What you are doing right now

Since not long after Donald Trump was elected in 2016, there has been this meme going 'round among liberals, something to the effect of "If you've ever wondered what you would do during the rise of Nazi Germany, it is what you are doing right now."

The implication, of course, is that Trumpism and the fascism lurking just beneath it places us in a position analogous to Germans in say 1933.

I have no argument with the point. There is something to it.

However, it is at best a kind of loose analogy. It's pattern matching deployed to persuade people of the moral stakes of our situation, and to identify which actors are right, and which are much worse than merely wrong.

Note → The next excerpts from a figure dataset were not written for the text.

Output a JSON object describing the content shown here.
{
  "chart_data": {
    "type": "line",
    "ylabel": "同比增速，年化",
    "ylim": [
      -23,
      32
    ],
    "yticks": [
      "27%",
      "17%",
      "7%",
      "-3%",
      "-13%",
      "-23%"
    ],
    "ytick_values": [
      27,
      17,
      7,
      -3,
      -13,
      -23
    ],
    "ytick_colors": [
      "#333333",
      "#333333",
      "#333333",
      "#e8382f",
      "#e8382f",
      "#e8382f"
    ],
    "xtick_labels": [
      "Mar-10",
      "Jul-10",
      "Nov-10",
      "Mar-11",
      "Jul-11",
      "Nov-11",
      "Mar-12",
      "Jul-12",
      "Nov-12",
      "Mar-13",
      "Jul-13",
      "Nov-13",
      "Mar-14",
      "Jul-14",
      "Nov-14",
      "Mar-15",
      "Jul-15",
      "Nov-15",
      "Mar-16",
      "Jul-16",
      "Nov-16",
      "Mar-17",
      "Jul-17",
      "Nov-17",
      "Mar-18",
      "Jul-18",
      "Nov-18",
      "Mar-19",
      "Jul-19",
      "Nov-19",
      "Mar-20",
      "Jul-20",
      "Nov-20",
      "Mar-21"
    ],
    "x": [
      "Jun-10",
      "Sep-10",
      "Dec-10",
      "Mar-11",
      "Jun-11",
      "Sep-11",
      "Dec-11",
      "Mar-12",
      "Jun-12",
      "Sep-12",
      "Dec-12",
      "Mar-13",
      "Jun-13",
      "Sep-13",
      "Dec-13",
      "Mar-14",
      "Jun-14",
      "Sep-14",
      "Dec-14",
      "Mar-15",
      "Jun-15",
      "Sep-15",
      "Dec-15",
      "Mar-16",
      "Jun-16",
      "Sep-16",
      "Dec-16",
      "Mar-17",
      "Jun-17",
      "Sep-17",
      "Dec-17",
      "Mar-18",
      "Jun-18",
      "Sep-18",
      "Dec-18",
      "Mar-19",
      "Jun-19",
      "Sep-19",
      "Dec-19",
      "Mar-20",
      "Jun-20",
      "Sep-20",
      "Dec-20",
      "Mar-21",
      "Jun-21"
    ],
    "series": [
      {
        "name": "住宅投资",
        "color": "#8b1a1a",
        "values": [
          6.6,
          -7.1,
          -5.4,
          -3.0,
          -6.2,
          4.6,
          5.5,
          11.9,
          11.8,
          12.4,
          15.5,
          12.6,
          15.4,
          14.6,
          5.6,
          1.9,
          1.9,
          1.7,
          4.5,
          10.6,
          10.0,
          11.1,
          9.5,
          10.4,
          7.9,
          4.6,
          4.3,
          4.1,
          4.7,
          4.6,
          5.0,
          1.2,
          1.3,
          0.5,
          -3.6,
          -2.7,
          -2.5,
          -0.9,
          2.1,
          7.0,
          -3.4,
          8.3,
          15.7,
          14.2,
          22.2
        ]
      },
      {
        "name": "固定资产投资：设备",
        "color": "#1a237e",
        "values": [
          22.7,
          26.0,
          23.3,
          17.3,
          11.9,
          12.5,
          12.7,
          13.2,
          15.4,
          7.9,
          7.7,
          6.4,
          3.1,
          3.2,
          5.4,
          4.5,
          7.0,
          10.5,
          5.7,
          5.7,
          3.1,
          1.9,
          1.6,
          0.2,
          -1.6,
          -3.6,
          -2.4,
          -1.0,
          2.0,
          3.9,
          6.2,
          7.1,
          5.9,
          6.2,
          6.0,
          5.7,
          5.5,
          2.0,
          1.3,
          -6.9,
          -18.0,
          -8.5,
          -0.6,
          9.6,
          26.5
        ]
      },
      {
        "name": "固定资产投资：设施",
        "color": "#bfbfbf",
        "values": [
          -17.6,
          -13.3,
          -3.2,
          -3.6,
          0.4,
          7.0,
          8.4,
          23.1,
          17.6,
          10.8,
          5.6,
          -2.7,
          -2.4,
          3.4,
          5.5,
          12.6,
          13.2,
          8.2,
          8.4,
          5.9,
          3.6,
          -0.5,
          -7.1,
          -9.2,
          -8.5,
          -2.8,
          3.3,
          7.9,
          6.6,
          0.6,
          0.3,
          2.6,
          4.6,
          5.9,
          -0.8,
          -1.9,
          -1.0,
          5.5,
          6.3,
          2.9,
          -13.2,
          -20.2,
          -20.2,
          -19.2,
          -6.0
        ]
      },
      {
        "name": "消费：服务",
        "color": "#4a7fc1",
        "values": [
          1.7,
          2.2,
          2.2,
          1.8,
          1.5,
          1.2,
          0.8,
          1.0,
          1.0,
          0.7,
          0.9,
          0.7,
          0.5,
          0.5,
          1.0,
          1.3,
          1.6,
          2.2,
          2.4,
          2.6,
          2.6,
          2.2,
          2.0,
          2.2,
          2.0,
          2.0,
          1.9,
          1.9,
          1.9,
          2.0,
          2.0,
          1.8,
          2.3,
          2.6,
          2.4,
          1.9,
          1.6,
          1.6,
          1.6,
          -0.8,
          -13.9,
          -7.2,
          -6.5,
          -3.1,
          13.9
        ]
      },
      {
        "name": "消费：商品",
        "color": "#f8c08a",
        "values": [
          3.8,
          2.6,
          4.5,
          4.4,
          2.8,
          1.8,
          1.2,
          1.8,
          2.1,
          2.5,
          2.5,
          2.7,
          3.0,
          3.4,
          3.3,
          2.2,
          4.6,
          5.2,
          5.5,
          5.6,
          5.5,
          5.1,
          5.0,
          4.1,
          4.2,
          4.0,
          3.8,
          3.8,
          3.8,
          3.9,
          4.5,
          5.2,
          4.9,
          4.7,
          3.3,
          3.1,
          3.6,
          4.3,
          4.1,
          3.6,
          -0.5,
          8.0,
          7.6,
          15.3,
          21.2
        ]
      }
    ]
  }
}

Germany (or German-occupied Poland) in 1943 rather than 1933 presents an even more morally evocative touchstone for comparisons.

If you've ever wondered what you would do during the rise of Nazi Germany, it is what you are doing right now.

In Gaza, trapped innocents are being killed in large numbers.

Perhaps the comparison is unfair. The Nazis never tried to warn their victims with pamphlets and "roof knocking" to get out of harms way. Hamas provoked the current conflict with mass atrocity in ways the Jews of Germany never did. No country could be expected simply to tolerate an enclave ruled by terrorists who openly promise to repeat their atrocities again and again and again.

All of that is true.

Trumpists of course can also draw a lot of true and important distinctions between their movement and the actual literal Nazis of Germany 1933.

The power of the analogy is to cut through the nuance and expose it as sophistry. This will always seem unfair when you are on the side whose defense requires nuance.

Whether in God's eye the nuanced position is right or wrong, here on Earth moral intuitions are blunt instruments. Generally people will side with a penned-in defenseless population getting murdered, regardless of the bigger picture. As a heuristic, that doesn't seem so terrible.

If you've ever wondered what you would do during the rise of Nazi Germany, it is what you are doing right now.

People who make these kinds of remarks seem so certain they know who the Nazis are. But it could be us, too. The Nazis didn't think they were the Nazis, in the way we mean it now. Whenever we consider ourselves part of a group so inherently righteous we are immune, we become particularly susceptible to slipping into the role.